February 1st, 2011
It’s been a while I know so it’s time to get back to the discipline of writing this blog …. I know all of you out there have been patiently looking for some current insights as to where this market might be going. To all of you thanks for coming back. I know I could try to come up with some excuses like the fact that I’ve been focusing on my subscribers and the subscription service.
The truth is that after more than 600 posts, I just got burned out and needed to take a break to recharge. While the Middle East looks like it’s going through some upheaval, when it comes to the market not much has been happening other than stocks continue to trudge ever higher. If you’ve been in the right stocks, this has been a glorious and wonderful 5-month stretch.
But with February beginning tomorrow the question is how the month has fared historically? You need to look no further because I have the answer:
Only September and February have, on average, shown declines; the other ten months have all shown average increase over the past 70 years.

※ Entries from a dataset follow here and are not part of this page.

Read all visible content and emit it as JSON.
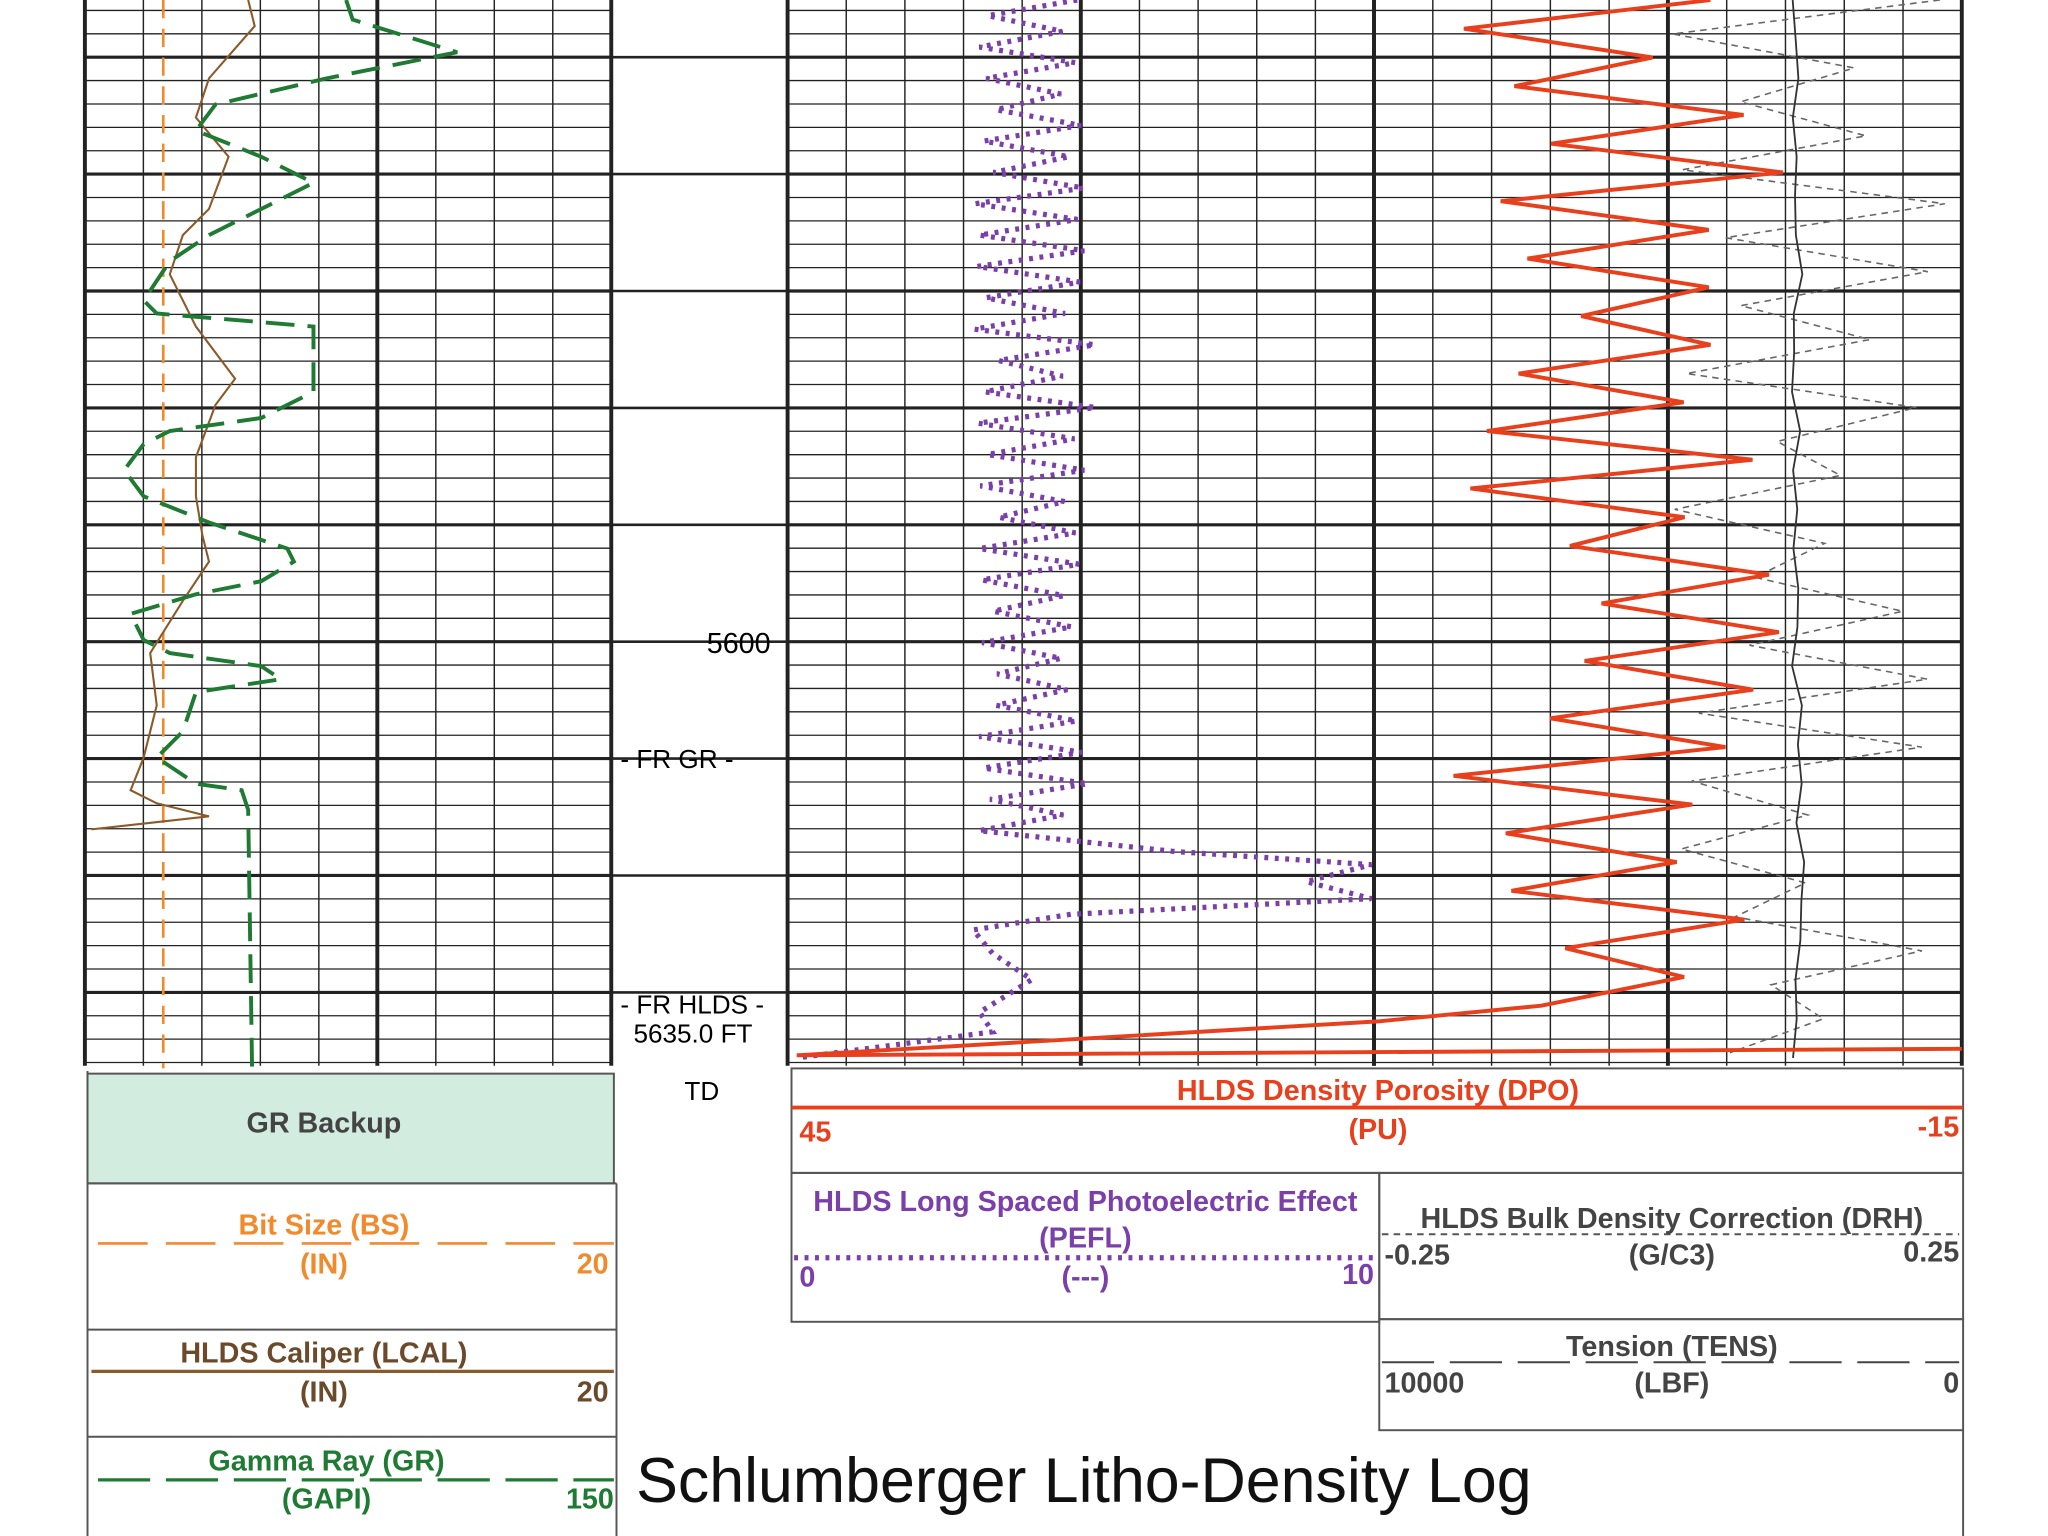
{
  "depth_track": {
    "depth": "5600",
    "fr_gr": "- FR GR -",
    "fr_hlds": "- FR HLDS -",
    "total_depth": "5635.0 FT",
    "td": "TD"
  },
  "legend": {
    "gr_backup": "GR Backup",
    "bit_size": {
      "name": "Bit Size (BS)",
      "unit": "(IN)",
      "right": "20"
    },
    "caliper": {
      "name": "HLDS Caliper (LCAL)",
      "unit": "(IN)",
      "right": "20"
    },
    "gamma_ray": {
      "name": "Gamma Ray (GR)",
      "unit": "(GAPI)",
      "right": "150"
    },
    "density_porosity": {
      "name": "HLDS Density Porosity (DPO)",
      "unit": "(PU)",
      "left": "45",
      "right": "-15"
    },
    "pefl": {
      "name": "HLDS Long Spaced Photoelectric Effect",
      "short": "(PEFL)",
      "unit": "(---)",
      "left": "0",
      "right": "10"
    },
    "drho": {
      "name": "HLDS Bulk Density Correction (DRH)",
      "unit": "(G/C3)",
      "left": "-0.25",
      "right": "0.25"
    },
    "tension": {
      "name": "Tension (TENS)",
      "unit": "(LBF)",
      "left": "10000",
      "right": "0"
    }
  },
  "title": "Schlumberger Litho-Density Log"
}
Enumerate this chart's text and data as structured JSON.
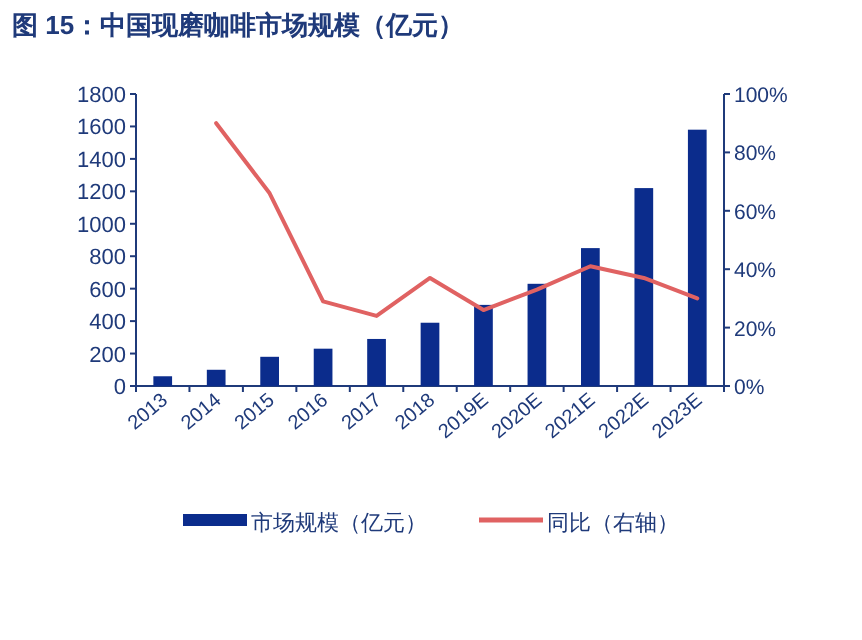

Before we head for the shelters I should point out the three Februaries account for these bad results:
- 2009 (Financial Crises Crash): -10.99%
- 2001 (Tech Bubble Crash): -9.23%
- 1982 (Recession): -6.05%
If you exclude these three, the market would have just nudged into the positive column with an average 0.06% gain. Eliminating a few months would not have changed the results since more than half (38) Septembers over the past 70 years produced negative returns, eleven of which were more than -5% (compared to 35 negative and only 4 greater than -5% for February).
February has a bad reputation in the history books but you should worry only if you believe the economic environment today matches that of the past two Crashes and the last big recession before the one we’re in the process of now climbing out of.